Quitting your job at any time of the year is nerve-wracking. Quitting your job ahead of the festive season is even worse. There are so many things to think about, will you have the same autonomy? Will your colleagues be cool or lame? Will the actual job match the description in the advert? Will you get to work on cool projects? The worries are endless, most importantly however, will you be able to handle the extra pressure at this point in the year? If it’s been a year like any other; you know you need a break and you will have to think twice before you jeopardise that. So we ask; should you quit your job before the December holidays?
Too Good to Pass Up
Picture this, out of nowhere you get a phone call … maybe you weren’t even looking for a new job but you take the time to listen to what the recruiter has to say to you. When we get those calls we often assume that it’s a waste of time even looking at the job spec. You look at it anyway and surprisingly it piques your interest.
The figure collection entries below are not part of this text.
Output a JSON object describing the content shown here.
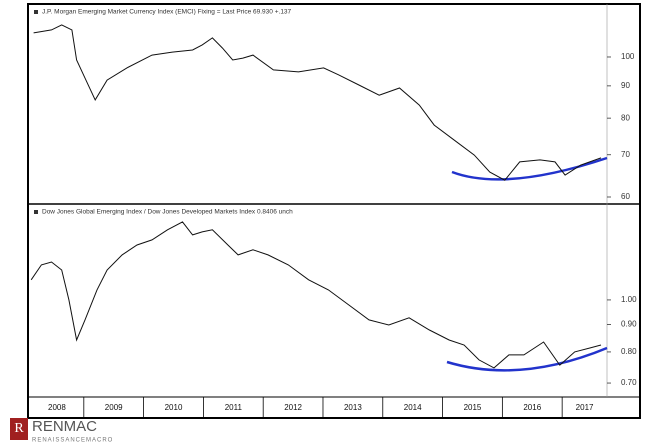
{
  "chart_data": [
    {
      "type": "line",
      "title": "J.P. Morgan Emerging Market Currency Index (EMCI) Fixing = Last Price 69.930 +.137",
      "x": [
        2008.16,
        2008.46,
        2008.63,
        2008.8,
        2008.88,
        2009.02,
        2009.19,
        2009.39,
        2009.72,
        2010.14,
        2010.48,
        2010.82,
        2010.98,
        2011.15,
        2011.32,
        2011.49,
        2011.66,
        2011.83,
        2012.17,
        2012.59,
        2013.01,
        2013.26,
        2013.6,
        2013.94,
        2014.28,
        2014.61,
        2014.86,
        2015.2,
        2015.53,
        2015.79,
        2016.04,
        2016.29,
        2016.63,
        2016.88,
        2017.05,
        2017.31,
        2017.65
      ],
      "values": [
        109.2,
        110.4,
        112.4,
        110.4,
        98.9,
        92.6,
        85.5,
        91.9,
        96.1,
        100.7,
        101.8,
        102.6,
        104.5,
        107.2,
        103.3,
        98.9,
        99.6,
        100.7,
        95.4,
        94.7,
        96.1,
        93.7,
        90.3,
        87.0,
        89.3,
        83.9,
        78.0,
        73.8,
        69.9,
        65.7,
        63.8,
        68.2,
        68.7,
        68.2,
        65.0,
        67.4,
        69.2
      ],
      "color": "#111111",
      "log_scale": true,
      "xlim": [
        2008.1,
        2017.75
      ],
      "ylim": [
        58.7,
        118.7
      ],
      "yticks": [
        60,
        70,
        80,
        90,
        100
      ]
    },
    {
      "type": "line",
      "title": "Dow Jones Global Emerging Index / Dow Jones Developed Markets Index 0.8406 unch",
      "x": [
        2008.12,
        2008.29,
        2008.46,
        2008.63,
        2008.75,
        2008.88,
        2009.02,
        2009.22,
        2009.39,
        2009.64,
        2009.89,
        2010.14,
        2010.4,
        2010.65,
        2010.82,
        2010.98,
        2011.15,
        2011.41,
        2011.58,
        2011.83,
        2012.08,
        2012.42,
        2012.76,
        2013.09,
        2013.43,
        2013.77,
        2014.1,
        2014.44,
        2014.78,
        2015.11,
        2015.36,
        2015.61,
        2015.86,
        2016.11,
        2016.36,
        2016.69,
        2016.96,
        2017.21,
        2017.47,
        2017.65
      ],
      "values": [
        1.09,
        1.162,
        1.177,
        1.137,
        1.0,
        0.842,
        0.918,
        1.044,
        1.137,
        1.213,
        1.266,
        1.294,
        1.351,
        1.398,
        1.322,
        1.339,
        1.351,
        1.266,
        1.213,
        1.24,
        1.213,
        1.162,
        1.09,
        1.044,
        0.979,
        0.918,
        0.898,
        0.926,
        0.879,
        0.842,
        0.824,
        0.773,
        0.747,
        0.79,
        0.79,
        0.835,
        0.756,
        0.8,
        0.814,
        0.824
      ],
      "color": "#111111",
      "log_scale": true,
      "xlim": [
        2008.1,
        2017.75
      ],
      "ylim": [
        0.665,
        1.49
      ],
      "yticks": [
        {
          "value": 0.7,
          "label": "0.70"
        },
        {
          "value": 0.8,
          "label": "0.80"
        },
        {
          "value": 0.9,
          "label": "0.90"
        },
        {
          "value": 1.0,
          "label": "1.00"
        }
      ],
      "xticks": [
        2008,
        2009,
        2010,
        2011,
        2012,
        2013,
        2014,
        2015,
        2016,
        2017
      ]
    }
  ],
  "brand": {
    "icon": "R",
    "name": "RENMAC",
    "tagline": "RENAISSANCEMACRO"
  }
}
What? Sometimes the right thing comes at what we consider to be the wrong time. If it really is a great new role, at a great company with room for growth, a salary increase and great benefits – don’t pass it up for something that appears at a more convenient time. If Murphy has any say in it when the time is right nothing will rear its head.
The Pieces Finally Fall into Place
If on the other hand,, you have been looking all year for something that’s just right and that job happens to pop up right before the December holidays, you know now more than ever that the right job for you is pretty rare. That’s even more reason to grab it with both hands before it flies away never to be seen again. Some of the best opportunities are fleeting, don’t miss out because you were stuck in indecision.
Pros and Cons
What you do need to do however, before you take that giant fat leap into a new job; is weigh up the options. It’s easy to get excited but, and that’s a very big but, what is there to lose by resigning from your job now and what is there to gain from accepting the offer. At this time of year, you are likely missing out on a bonus, are you likely to miss out on an increase too? Some companies are very fickle when it comes to this stuff, if you’re out you’re out. If they are a cool business they might consider giving you a portion of your bonus – the trick is, don’t hold your breath. Decide whether it’s worth moving regardless of the increases and the potential bonus first. If you aren’t expecting that little extra dough you can’t be disappointed.
So based on the assumption that you have held intense debates with yourself on the matter, double checked your work contract and double checked the contract for the new job, you now have room to negotiate with your old and new boss or HR managers. You can negotiate your salary based on pending increases and bonuses as well as your start date. Maybe you can start a little in the new year and not miss out at all? You will probably find that both parties are willing to negotiate depending on their needs too. The new job can’t pay you too much more so they let you start later? The old job can’t replace you quickly so you hang around a bit longer in exchange for your bonus. You can find a way forward which is beneficial for everyone involved.
Happiness is Invaluable
If you don’t manage to successfully negotiate in and around all of the ts and cs, money, benefits and intricacies you do need to consider whether the move is worth it all together. Why is it that you were looking for a new job? If you weren’t actually looking but were offered a new job; are you moving for the right reasons? The most important factor by far is your happiness, if you are painfully unhappy it may well be worth all of the sacrifices you will need to make. Take your time thinking about this, it will always be important.
So again we ask; should you quit your job before the December holidays? Are the risks with the potential gains? Will the opportunity forever be gone if you don’t nab it now? In all honesty, whenever you leave a job you are leaving just before an increase, performance bonus or year-end bonus, are to going to stay on the wheel or escape the rate race and grow your career on your own terms?